Por Ana Fukui*
Três pesquisadores da Escola Politécnica (Poli) da USP simularam as conexões entre os neurônios que partem da coluna espinhal e comandam os músculos da perna responsáveis pelo tornozelo para mostrar como os sintomas da síndrome de Guillain-Barré evoluem. Os resultados obtidos mostraram que há uma perda de força progressiva e o tempo de resposta entre o impulso elétrico e o movimento coordenado aumenta em relação à uma pessoa saudável. Esse resultado abre possibilidades para o desenvolvimento de novos tipos de exames para alguns tipos de doenças neurológicas.
A síndrome de Guillain-Barré caracteriza-se por apresentar modificações na condução dos impulsos nervosos pelo corpo devido à perda da bainha de mielina dos axônios do sistema nervoso periférico e ter como principais sintomas uma fraqueza muscular nos pés e nas mãos, além da perda de sensibilidade. Esta doença foi escolhida por Marina Cardoso de Oliveira após um extenso levantamento para testar a verossimilhança de um modelo matemático multiescala “que envolve diferentes dimensões do corpo humano, tais como o movimento do pé, passando pelo músculos até o nível celular, com a condução de impulsos elétricos pelos neurônios. Para isso, os músculos são compreendidos como um sistema massa-mola e as células são pensadas como circuitos elétricos. E tudo isso é um sistema que se retroalimenta: o neurônio manda o estímulo para o músculo contrair e recebe uma resposta de como essa contração aconteceu para regular o próximo estímulo.” A pesquisa envolveu principalmente os neurônios motores, que coordenam o movimento.
Nos testes clínicos feitos por médicos, eles observam os músculos do pé, enquanto que a simulação feita no laboratório foi direcionada para a região da panturrilha, que controla a flexão e extensão plantar, responsáveis por acionar o pedal.
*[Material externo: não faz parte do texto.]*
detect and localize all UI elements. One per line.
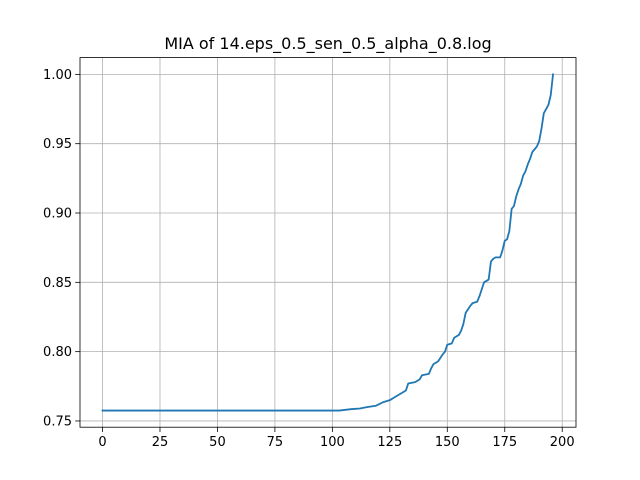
series-line <box>101 73 555 412</box>
y-tick-label: 0.85 <box>43 276 72 291</box>
x-tick-label: 150 <box>435 435 460 450</box>
x-tick-label: 200 <box>550 435 575 450</box>
chart-title: MIA of 14.eps_0.5_sen_0.5_alpha_0.8.log <box>164 34 491 54</box>
x-tick-label: 0 <box>98 435 106 450</box>
y-tick-label: 0.95 <box>43 137 72 152</box>
x-tick-label: 175 <box>492 435 517 450</box>
y-tick-label: 1.00 <box>43 68 72 83</box>
x-tick-label: 125 <box>377 435 402 450</box>
plot-frame <box>79 57 577 428</box>
x-tick-label: 75 <box>267 435 284 450</box>
y-tick-label: 0.75 <box>43 414 72 429</box>
x-tick-label: 25 <box>152 435 169 450</box>
y-tick-label: 0.90 <box>43 207 72 222</box>
y-tick-label: 0.80 <box>43 345 72 360</box>
x-tick-label: 50 <box>209 435 226 450</box>
x-tick-label: 100 <box>320 435 345 450</box>
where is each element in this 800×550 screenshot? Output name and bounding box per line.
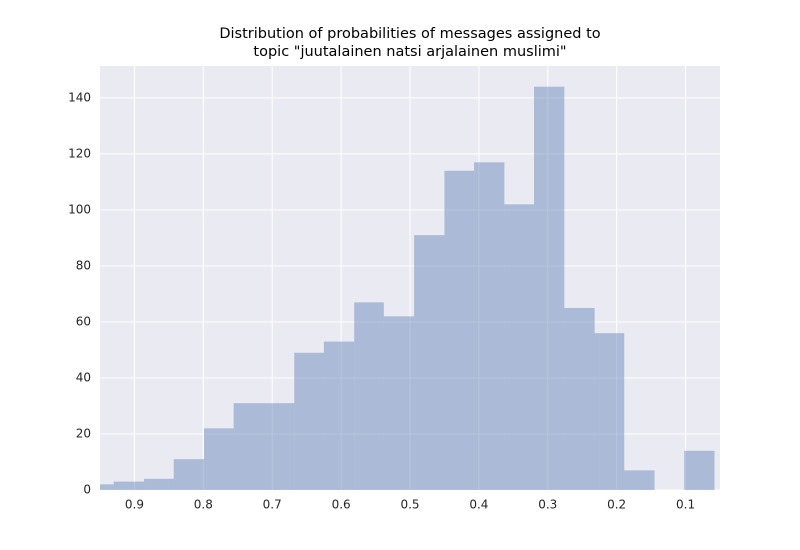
x-tick-label: 0.7 (263, 498, 282, 512)
x-tick-label: 0.4 (469, 498, 488, 512)
bar (204, 428, 234, 490)
bar (113, 481, 145, 490)
bar (354, 302, 384, 490)
bar (624, 470, 655, 490)
bar (444, 170, 475, 490)
x-tick-label: 0.3 (538, 498, 557, 512)
y-tick-label: 40 (76, 370, 91, 384)
grid (100, 66, 720, 491)
x-tick-label: 0.9 (125, 498, 144, 512)
y-tick-label: 0 (83, 483, 91, 497)
bar (504, 204, 534, 490)
x-tick-label: 0.2 (607, 498, 626, 512)
y-tick-label: 60 (76, 314, 91, 328)
y-tick-label: 120 (68, 146, 91, 160)
bar (594, 333, 625, 490)
bar (564, 307, 595, 490)
x-tick-label: 0.6 (332, 498, 351, 512)
x-tick-label: 0.1 (676, 498, 695, 512)
bar (474, 162, 505, 490)
y-tick-label: 140 (68, 90, 91, 104)
chart-title: topic "juutalainen natsi arjalainen musl… (253, 44, 566, 60)
y-tick-label: 20 (76, 426, 91, 440)
bars (100, 86, 715, 490)
chart-title: Distribution of probabilities of message… (219, 26, 600, 42)
bar (534, 86, 565, 490)
bar (684, 450, 715, 490)
bar (294, 352, 324, 490)
x-tick-label: 0.8 (194, 498, 213, 512)
bar (263, 403, 295, 490)
y-tick-label: 80 (76, 258, 91, 272)
x-tick-label: 0.5 (400, 498, 419, 512)
bar (144, 478, 174, 490)
bar (100, 484, 114, 490)
bar (233, 403, 264, 490)
y-tick-label: 100 (68, 202, 91, 216)
bar (173, 459, 205, 490)
bar (323, 341, 355, 490)
bar (383, 316, 415, 490)
bar (414, 235, 445, 490)
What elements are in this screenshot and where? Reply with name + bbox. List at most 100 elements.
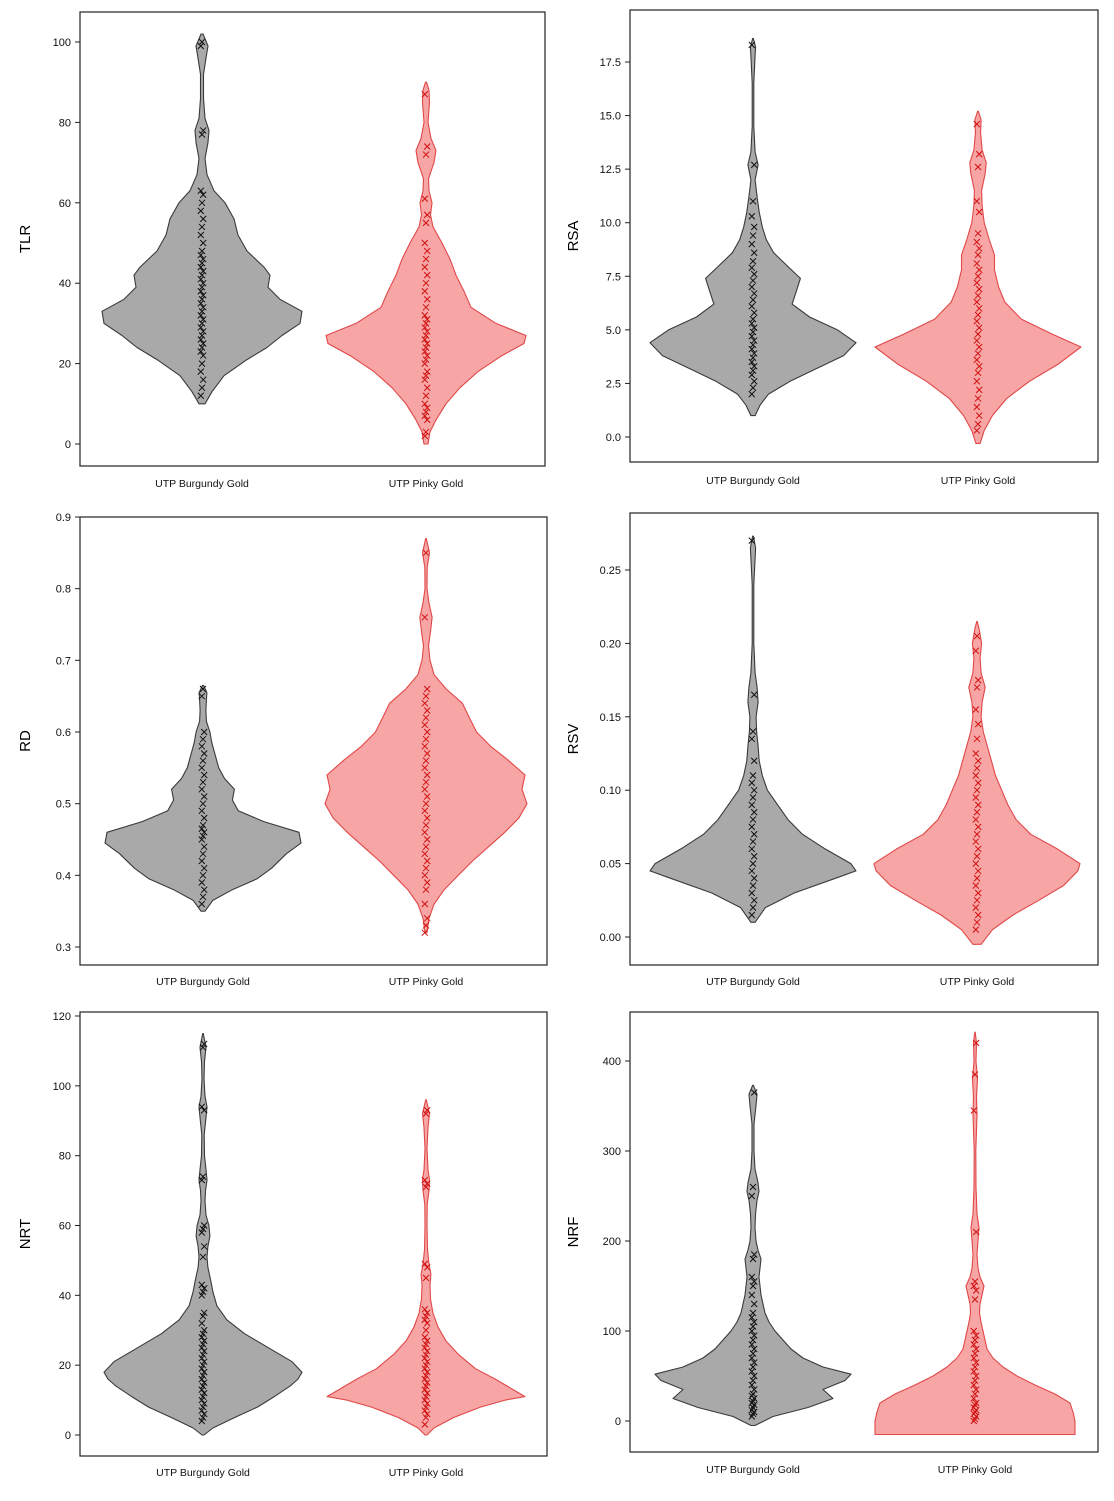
data-point-marker bbox=[750, 830, 758, 838]
data-point-marker bbox=[200, 886, 208, 894]
data-point-marker bbox=[972, 1228, 980, 1236]
data-point-marker bbox=[199, 1173, 207, 1180]
y-tick-label: 0.8 bbox=[56, 584, 71, 596]
category-label-pinky: UTP Pinky Gold bbox=[389, 478, 464, 490]
data-point-marker bbox=[422, 279, 430, 287]
data-point-marker bbox=[975, 285, 983, 293]
data-point-marker bbox=[748, 911, 756, 919]
data-point-marker bbox=[199, 871, 207, 879]
data-point-marker bbox=[972, 706, 980, 713]
category-label-pinky: UTP Pinky Gold bbox=[938, 1464, 1013, 1476]
data-point-marker bbox=[972, 926, 980, 934]
data-point-marker bbox=[199, 821, 207, 829]
data-point-marker bbox=[421, 871, 429, 879]
data-point-marker bbox=[970, 1327, 978, 1335]
data-point-marker bbox=[197, 312, 205, 319]
data-point-marker bbox=[973, 852, 981, 860]
data-point-marker bbox=[200, 814, 208, 822]
data-point-marker bbox=[200, 750, 208, 757]
data-point-marker bbox=[972, 1345, 980, 1353]
data-point-marker bbox=[422, 372, 430, 380]
data-point-marker bbox=[423, 836, 431, 843]
data-point-marker bbox=[750, 270, 758, 278]
data-point-marker bbox=[974, 676, 982, 684]
y-tick-label: 200 bbox=[603, 1236, 621, 1248]
data-point-marker bbox=[198, 836, 206, 843]
y-tick-label: 80 bbox=[59, 1151, 71, 1163]
category-label-burgundy: UTP Burgundy Gold bbox=[156, 976, 250, 988]
data-point-marker bbox=[200, 1379, 208, 1386]
category-label-burgundy: UTP Burgundy Gold bbox=[706, 475, 800, 487]
data-point-marker bbox=[971, 1296, 979, 1303]
category-label-burgundy: UTP Burgundy Gold bbox=[706, 976, 800, 988]
data-point-marker bbox=[748, 332, 756, 340]
data-point-marker bbox=[197, 336, 205, 343]
data-point-marker bbox=[973, 279, 981, 287]
data-point-marker bbox=[973, 735, 981, 743]
data-point-marker bbox=[973, 337, 981, 344]
data-point-marker bbox=[972, 1399, 980, 1407]
data-point-marker bbox=[972, 838, 980, 845]
data-point-marker bbox=[197, 324, 205, 331]
data-point-marker bbox=[749, 354, 757, 362]
y-tick-label: 0.7 bbox=[56, 655, 71, 667]
y-tick-label: 7.5 bbox=[606, 271, 621, 283]
data-point-marker bbox=[421, 1421, 429, 1428]
y-tick-label: 0.05 bbox=[600, 859, 621, 871]
data-point-marker bbox=[422, 549, 430, 557]
y-axis-title: NRT bbox=[17, 1219, 34, 1250]
data-point-marker bbox=[197, 263, 205, 271]
data-point-marker bbox=[199, 239, 207, 247]
data-point-marker bbox=[199, 191, 207, 199]
data-point-marker bbox=[972, 882, 980, 889]
data-point-marker bbox=[199, 757, 207, 765]
y-tick-label: 2.5 bbox=[606, 378, 621, 390]
data-point-marker bbox=[198, 900, 206, 908]
data-point-marker bbox=[423, 271, 431, 279]
data-point-marker bbox=[749, 904, 757, 911]
data-point-marker bbox=[749, 315, 757, 323]
data-point-marker bbox=[421, 721, 429, 729]
data-point-marker bbox=[975, 343, 983, 351]
data-point-marker bbox=[199, 893, 207, 901]
data-point-marker bbox=[199, 215, 207, 223]
data-point-marker bbox=[198, 384, 206, 392]
data-point-marker bbox=[200, 1337, 208, 1345]
data-point-marker bbox=[199, 850, 207, 858]
data-point-marker bbox=[423, 1264, 431, 1271]
data-point-marker bbox=[422, 151, 430, 158]
data-point-marker bbox=[750, 223, 758, 231]
y-tick-label: 12.5 bbox=[600, 164, 621, 176]
data-point-marker bbox=[198, 692, 206, 700]
data-point-marker bbox=[421, 785, 429, 793]
data-point-marker bbox=[198, 344, 206, 351]
data-point-marker bbox=[421, 807, 429, 815]
data-point-marker bbox=[749, 728, 757, 735]
data-point-marker bbox=[974, 272, 982, 280]
data-point-marker bbox=[422, 356, 430, 363]
data-point-marker bbox=[421, 336, 429, 343]
data-point-marker bbox=[749, 794, 757, 801]
data-point-marker bbox=[423, 143, 431, 150]
data-point-marker bbox=[749, 882, 757, 889]
data-point-marker bbox=[197, 348, 205, 355]
data-point-marker bbox=[421, 312, 429, 319]
data-point-marker bbox=[423, 1400, 431, 1407]
data-point-marker bbox=[198, 857, 206, 865]
data-point-marker bbox=[975, 362, 983, 370]
data-point-marker bbox=[423, 328, 431, 335]
data-point-marker bbox=[748, 1291, 756, 1299]
data-point-marker bbox=[198, 332, 206, 339]
data-point-marker bbox=[971, 1278, 979, 1285]
data-point-marker bbox=[975, 412, 983, 419]
data-point-marker bbox=[973, 918, 981, 926]
data-point-marker bbox=[750, 249, 758, 257]
data-point-marker bbox=[748, 889, 756, 897]
data-point-marker bbox=[423, 707, 431, 714]
data-point-marker bbox=[748, 41, 756, 49]
data-point-marker bbox=[423, 1368, 431, 1376]
data-point-marker bbox=[421, 1260, 429, 1268]
data-point-marker bbox=[200, 1358, 208, 1366]
data-point-marker bbox=[423, 340, 431, 347]
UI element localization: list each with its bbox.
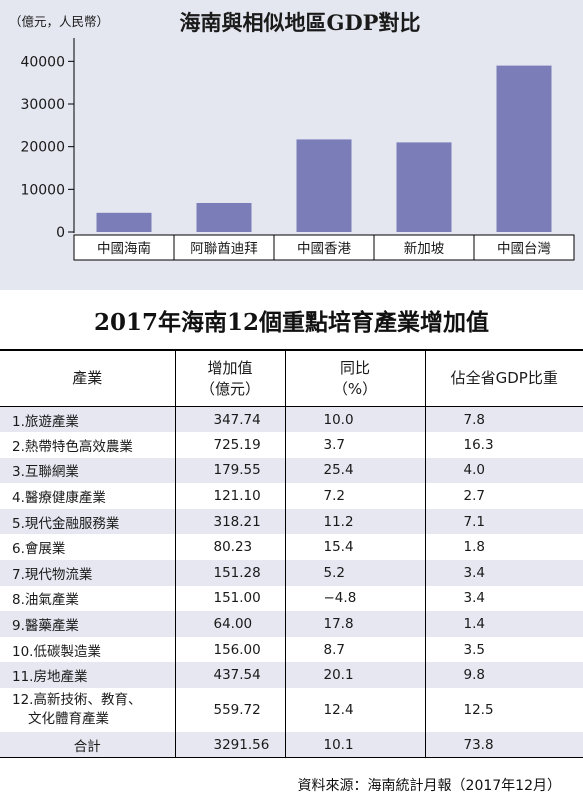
total-share-cell: 73.8 (424, 732, 583, 758)
industry-table: 產業 增加值 （億元） 同比 （%） 佔全省GDP比重 1.旅遊產業 347.74 10… (0, 349, 583, 758)
table-row: 1.旅遊產業 347.74 10.0 7.8 (0, 406, 583, 433)
yoy-cell: 20.1 (284, 662, 425, 689)
category-strip (73, 234, 575, 261)
bar (296, 139, 352, 232)
table-row: 5.現代金融服務業 318.21 11.2 7.1 (0, 508, 583, 535)
category-labels: 中國海南 阿聯酋迪拜 中國香港 新加坡 中國台灣 (73, 234, 575, 261)
yoy-cell: 3.7 (284, 432, 425, 458)
yoy-cell: 5.2 (284, 560, 425, 586)
y-axis: 0 10000 20000 30000 40000 (20, 38, 75, 241)
header-yoy: 同比 （%） (284, 350, 425, 407)
industry-cell: 7.現代物流業 (12, 566, 93, 583)
industry-cell: 8.油氣產業 (12, 592, 79, 609)
bar (96, 212, 152, 232)
value-cell: 64.00 (174, 611, 285, 637)
header-value: 增加值 （億元） (174, 350, 285, 407)
value-cell: 437.54 (174, 662, 285, 689)
industry-cell: 6.會展業 (12, 541, 66, 558)
yoy-cell: 11.2 (284, 508, 425, 535)
value-cell: 347.74 (174, 406, 285, 433)
unit-label: （億元，人民幣） (9, 14, 109, 29)
table-row: 11.房地產業 437.54 20.1 9.8 (0, 662, 583, 689)
share-cell: 9.8 (424, 662, 583, 689)
industry-cell: 4.醫療健康產業 (12, 490, 106, 507)
share-cell: 3.4 (424, 560, 583, 586)
yoy-cell: 25.4 (284, 457, 425, 484)
value-cell: 559.72 (174, 688, 285, 733)
value-cell: 179.55 (174, 457, 285, 484)
total-label-cell: 合計 (73, 738, 101, 755)
y-tick-label: 30000 (20, 97, 65, 113)
category-label: 阿聯酋迪拜 (190, 240, 258, 257)
value-cell: 121.10 (174, 483, 285, 509)
total-value-cell: 3291.56 (174, 732, 285, 758)
table-title: 2017年海南12個重點培育產業增加值 (93, 309, 490, 336)
share-cell: 1.8 (424, 534, 583, 561)
value-cell: 151.28 (174, 560, 285, 586)
y-tick-label: 40000 (20, 54, 65, 70)
share-cell: 3.5 (424, 636, 583, 663)
value-cell: 725.19 (174, 432, 285, 458)
bars (96, 65, 552, 232)
share-cell: 7.1 (424, 508, 583, 535)
y-tick-label: 10000 (20, 182, 65, 198)
industry-cell: 11.房地產業 (12, 669, 88, 686)
total-row: 合計 3291.56 10.1 73.8 (0, 732, 583, 758)
bar (396, 142, 452, 232)
value-cell: 80.23 (174, 534, 285, 561)
source-note: 資料來源：海南統計月報（2017年12月） (297, 778, 561, 794)
industry-cell: 9.醫藥產業 (12, 618, 79, 635)
category-label: 中國香港 (297, 241, 351, 257)
yoy-cell: −4.8 (284, 585, 425, 612)
bar (496, 65, 552, 232)
value-cell: 156.00 (174, 636, 285, 663)
y-tick-label: 20000 (20, 140, 65, 156)
yoy-cell: 10.0 (284, 406, 425, 433)
category-label: 中國台灣 (497, 241, 551, 257)
table-row: 8.油氣產業 151.00 −4.8 3.4 (0, 585, 583, 612)
industry-cell: 5.現代金融服務業 (12, 515, 120, 532)
header-industry: 產業 (72, 369, 103, 387)
header-share: 佔全省GDP比重 (424, 350, 583, 407)
bar (196, 202, 252, 232)
table-header-row: 產業 增加值 （億元） 同比 （%） 佔全省GDP比重 (0, 350, 583, 407)
share-cell: 3.4 (424, 585, 583, 612)
share-cell: 12.5 (424, 688, 583, 733)
yoy-cell: 8.7 (284, 636, 425, 663)
value-cell: 318.21 (174, 508, 285, 535)
table-row: 10.低碳製造業 156.00 8.7 3.5 (0, 636, 583, 663)
y-tick-label: 0 (56, 225, 65, 241)
share-cell: 7.8 (424, 406, 583, 433)
yoy-cell: 17.8 (284, 611, 425, 637)
table-row: 4.醫療健康產業 121.10 7.2 2.7 (0, 483, 583, 509)
share-cell: 1.4 (424, 611, 583, 637)
table-row: 7.現代物流業 151.28 5.2 3.4 (0, 560, 583, 586)
gdp-bar-chart: 海南與相似地區GDP對比 （億元，人民幣） 0 10000 20000 30000 40… (9, 10, 575, 261)
category-label: 中國海南 (97, 241, 151, 257)
industry-cell: 12.高新技術、教育、 文化體育產業 (12, 692, 142, 728)
table-row: 9.醫藥產業 64.00 17.8 1.4 (0, 611, 583, 637)
industry-cell: 2.熱帶特色高效農業 (12, 438, 133, 455)
table-row: 6.會展業 80.23 15.4 1.8 (0, 534, 583, 561)
share-cell: 2.7 (424, 483, 583, 509)
yoy-cell: 15.4 (284, 534, 425, 561)
category-label: 新加坡 (404, 241, 445, 257)
total-yoy-cell: 10.1 (284, 732, 425, 758)
yoy-cell: 7.2 (284, 483, 425, 509)
industry-cell: 10.低碳製造業 (12, 643, 101, 660)
share-cell: 4.0 (424, 457, 583, 484)
industry-cell: 1.旅遊產業 (12, 413, 79, 430)
table-row: 2.熱帶特色高效農業 725.19 3.7 16.3 (0, 432, 583, 458)
yoy-cell: 12.4 (284, 688, 425, 733)
share-cell: 16.3 (424, 432, 583, 458)
value-cell: 151.00 (174, 585, 285, 612)
table-row: 3.互聯網業 179.55 25.4 4.0 (0, 457, 583, 484)
industry-cell: 3.互聯網業 (12, 464, 79, 481)
chart-title: 海南與相似地區GDP對比 (180, 10, 421, 35)
table-row: 12.高新技術、教育、 文化體育產業 559.72 12.4 12.5 (0, 688, 583, 733)
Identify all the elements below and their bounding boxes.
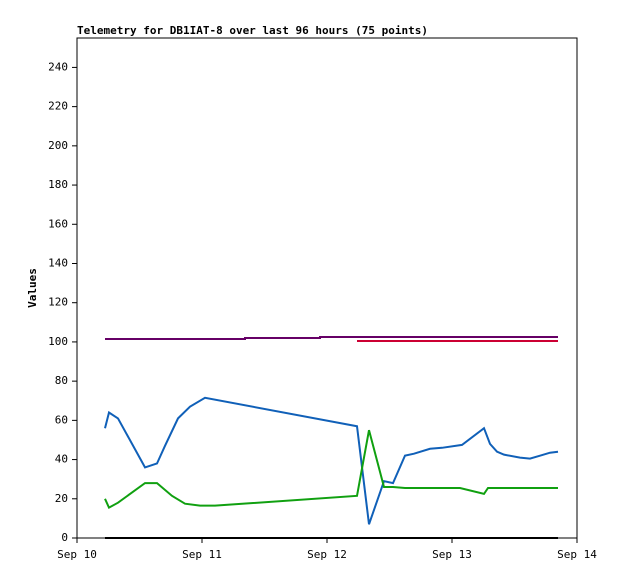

Segundo Marina, já havia dados de experimentos feitos no laboratório da Poli em relação a este movimento em pessoas saudáveis e que foram essenciais para verificar se o modelo se aproximava da realidade. A simulação foi feita com parâmetros matemáticos da síndrome de Guillain-Barré, que atinge as conexões entre os músculos e os neurônios motores e mostrou um atraso na resposta do músculo e diminuição de intensidade.
O modelo matemático utilizado foi desenvolvido pelo professor Renato Naville Watanabe, da Universidade Federal do ABC (UFABC) durante seu pós-doutorado e também autor do estudo: “Já havia modelagem matemática que descrevia o funcionamento dessa região. Mas eram programas de computadores fechados, não dava para a gente inserir novas variáveis e ver o que acontecia. Assim, depois de várias tentativas, resolvi desenvolver tudo de novo de um jeito diferente, mais organizado e maleável. E deixei o código aberto, assim qualquer pessoa que se interesse pelo assunto pode interagir com esse programa e fazer novas simulações.”
O professor André Fábio Kohn, engenheiro, professor da Poli e orientador de Marina, estuda há muitos anos o corpo humano de maneira diferente da usual, isto é, como um sistema elétrico complexo. Seu trabalho envolveu o funcionamento da medula espinhal junto com os membros inferiores tanto em atividades experimentais como em simulações matemáticas. Como ele explica, ”atividades do dia a dia tais como andar, saltar, dirigir um carro são feitas pelos membros inferiores. Também tem o problema de equilíbrio do corpo para ficar em pé. Além disso, a modelagem para os membros superiores é mais complexa; tem mais músculos envolvidos e os movimentos são diferentes. Na região da perna que estudamos neste artigo estão envolvidos apenas três músculos.” A natureza interdisciplinar de suas pesquisas ligadas à neurociência trouxe ao laboratório pesquisadores das diferentes áreas da saúde e da engenharia.